For its first exhibition of the new season Galerie Argentic offers an until now unpublished and exclusive selection of approximately thirty photographs from the archives of Roger Schall (1904-1995) which in most cases have never been exhibited.
Roger Schall was an inter-war photographer, a contemporary of Brassaï, and excelled both in photo-reportage, of which he was one of the pioneers, and in fashion or portrait photography.
In the early 1930s, the Leica and Rolleiflex “revolution” enabled him to satisfy his passion for the image taken from real life. Paris was his special terrain of exploration, and the night enabled him to capture and to reveal the sensitivities and contours that are so particular of this city of contrasts, with a real power.
The Fascination of Night
As a special environment for the Romantics of the 18th century, the night is an object of fascination for artists, first of all through the special status they accord to dreams and mystery. In the night, the constraints associated with humanity and all the limitations of ordinary life, fade under a black shroud. Everything is enveloped in indistinct contours and the way is opened to the most unreal visions.
The theme of night was also one of the preoccupations of many musicians from the early 19th century, such as Chopin or Schumann.
From the early days of photography and at the dawn of the 20th century, night, rather than being assimilated with the fantastical as in poetry or in literature, is often associated with a realist and humanist representation, if it is not presented as a locus of anxiety, blindness, danger or confusion.
Paris, city of all possibilities
Paris subjugates and hypnotises artists. Their fascination for the capital has never wavered and in every era they have spontaneously represented this city, and sometimes even influenced it.
Whether lively or deserted, Paris in the early 20th century offered an immense range of possibilities for interpretations and representations, at the same time a two-faced entity: both a place of tensions (political, social, economic) and also of promise, open to new possibilities.
Roger Schall photographs the Parisian night in a solitary way. From the lights and nocturnal characters that he captures, a different city emerges, one that is unfamiliar and unknown. During his long walks, he renders the invisible visible, depicts these scenes of nocturnal life, the décors, the city and the Parisians themselves.
He transforms the classical rigour of the architecture into an intimate tableaux, fixing for an instant the fugitive silhouettes and glances.
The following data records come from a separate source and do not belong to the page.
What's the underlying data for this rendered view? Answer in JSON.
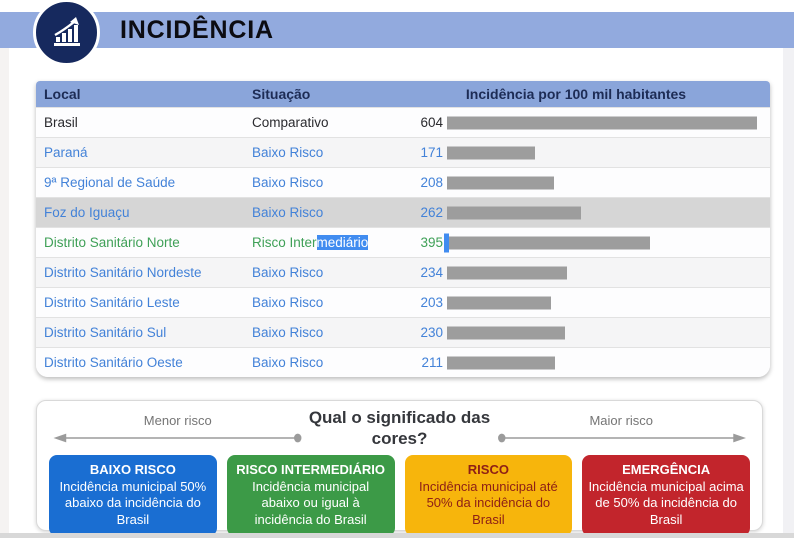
{
  "header": {
    "title": "INCIDÊNCIA",
    "icon": "bar-chart-growth-icon"
  },
  "table": {
    "columns": [
      "Local",
      "Situação",
      "Incidência por 100 mil habitantes"
    ],
    "rows": [
      {
        "local": "Brasil",
        "situacao": "Comparativo",
        "value": 604,
        "color": "black",
        "highlighted": false
      },
      {
        "local": "Paraná",
        "situacao": "Baixo Risco",
        "value": 171,
        "color": "blue",
        "highlighted": false
      },
      {
        "local": "9ª Regional de Saúde",
        "situacao": "Baixo Risco",
        "value": 208,
        "color": "blue",
        "highlighted": false
      },
      {
        "local": "Foz do Iguaçu",
        "situacao": "Baixo Risco",
        "value": 262,
        "color": "blue",
        "highlighted": true
      },
      {
        "local": "Distrito Sanitário Norte",
        "situacao_prefix": "Risco Inter",
        "situacao_selected": "mediário",
        "value": 395,
        "color": "green",
        "highlighted": false
      },
      {
        "local": "Distrito Sanitário Nordeste",
        "situacao": "Baixo Risco",
        "value": 234,
        "color": "blue",
        "highlighted": false
      },
      {
        "local": "Distrito Sanitário Leste",
        "situacao": "Baixo Risco",
        "value": 203,
        "color": "blue",
        "highlighted": false
      },
      {
        "local": "Distrito Sanitário Sul",
        "situacao": "Baixo Risco",
        "value": 230,
        "color": "blue",
        "highlighted": false
      },
      {
        "local": "Distrito Sanitário Oeste",
        "situacao": "Baixo Risco",
        "value": 211,
        "color": "blue",
        "highlighted": false
      }
    ],
    "bar_color": "#9d9d9d",
    "selection_color": "#418cf0"
  },
  "legend": {
    "title": "Qual o significado das cores?",
    "left_label": "Menor risco",
    "right_label": "Maior risco",
    "boxes": [
      {
        "title": "BAIXO RISCO",
        "description": "Incidência municipal 50% abaixo da incidência do Brasil",
        "color": "#1a6ed2",
        "text_color": "#ffffff"
      },
      {
        "title": "RISCO INTERMEDIÁRIO",
        "description": "Incidência municipal abaixo ou igual à incidência do Brasil",
        "color": "#3c9a47",
        "text_color": "#ffffff"
      },
      {
        "title": "RISCO",
        "description": "Incidência municipal até 50% da incidência do Brasil",
        "color": "#f7b50c",
        "text_color": "#8e2016"
      },
      {
        "title": "EMERGÊNCIA",
        "description": "Incidência municipal acima de 50% da incidência do Brasil",
        "color": "#c2252c",
        "text_color": "#ffffff"
      }
    ]
  },
  "chart_data": {
    "type": "bar",
    "orientation": "horizontal",
    "title": "Incidência por 100 mil habitantes",
    "categories": [
      "Brasil",
      "Paraná",
      "9ª Regional de Saúde",
      "Foz do Iguaçu",
      "Distrito Sanitário Norte",
      "Distrito Sanitário Nordeste",
      "Distrito Sanitário Leste",
      "Distrito Sanitário Sul",
      "Distrito Sanitário Oeste"
    ],
    "values": [
      604,
      171,
      208,
      262,
      395,
      234,
      203,
      230,
      211
    ],
    "situations": [
      "Comparativo",
      "Baixo Risco",
      "Baixo Risco",
      "Baixo Risco",
      "Risco Intermediário",
      "Baixo Risco",
      "Baixo Risco",
      "Baixo Risco",
      "Baixo Risco"
    ],
    "xlim": [
      0,
      604
    ],
    "grid": false,
    "legend_position": "bottom"
  }
}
A resolutely humanistic dynamic of Paris shines through these photographs, like a vital spirit, an impetus.
Roger Schall is as much interested in the forgotten streets as the emblematic sites and can make the hidden, dark, enigmatic spaces talk, with the same grandeur and electric lights of the wide boulevards, shop signs and monuments.
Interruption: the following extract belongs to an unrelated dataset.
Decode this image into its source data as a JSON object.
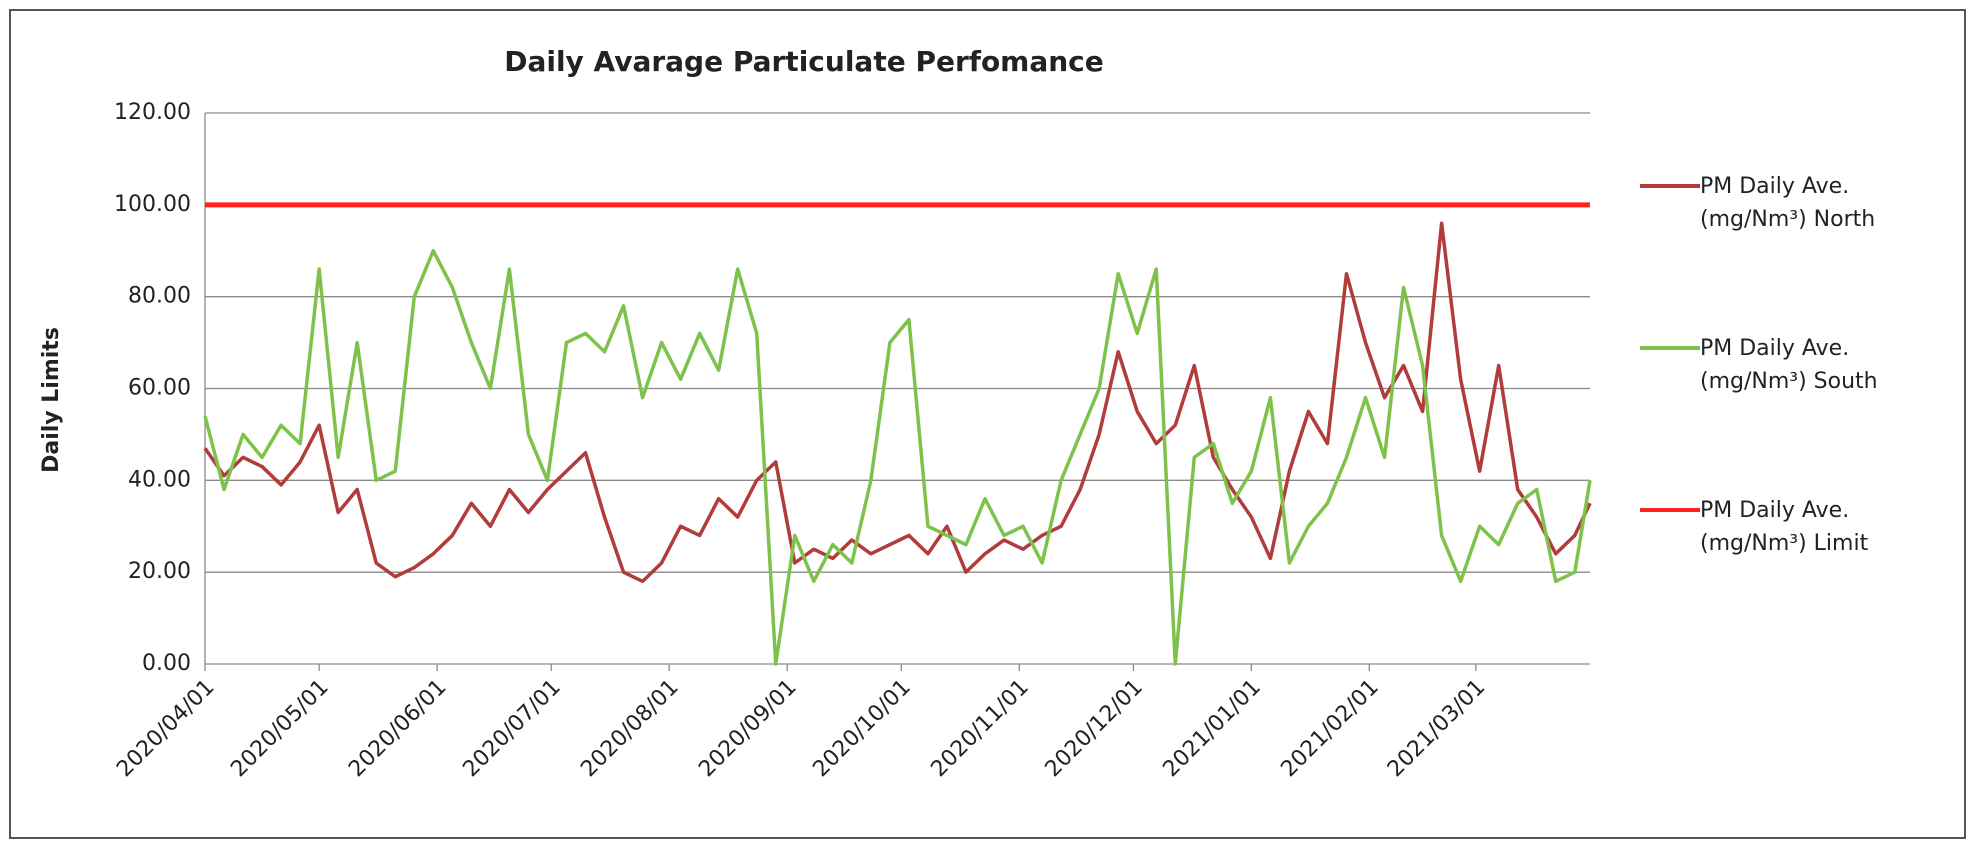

Anonymous beings appear in the foreground of a picture which draws our attention away from the Basilica of the Sacré-Coeur, even though it may be bathed in light. The damp cobble stones and the brightly lit windows of the rue Saint-Julien Le Pauvre reveal the solitude of a man and his dog. Similarly, a deserted alley, now buried under concrete, guides our eyes up to the high clock on the Gare de Lyon.
Roger Schall frames his scenes from the front, playing with perspectives, straight lines and imperfect, sometimes uneven diagonals of the city landscapes, he liberates himself from the classical, pictorial composition.
He interprets the city to maximum advantage by adopting a neutral position, that of the simple observer passing by, without sentimentalism or the picturesque, which might perhaps explain the relative incomprehension of his contemporaries who preferred people to tell them a story.
From this very personal, and largely unknown – to the general public - work, Roger Schall delivers a sensitive and sincere interpretation of this Paris of the 1930s, a Paris of contrasts: between shade and light, majesty and poverty.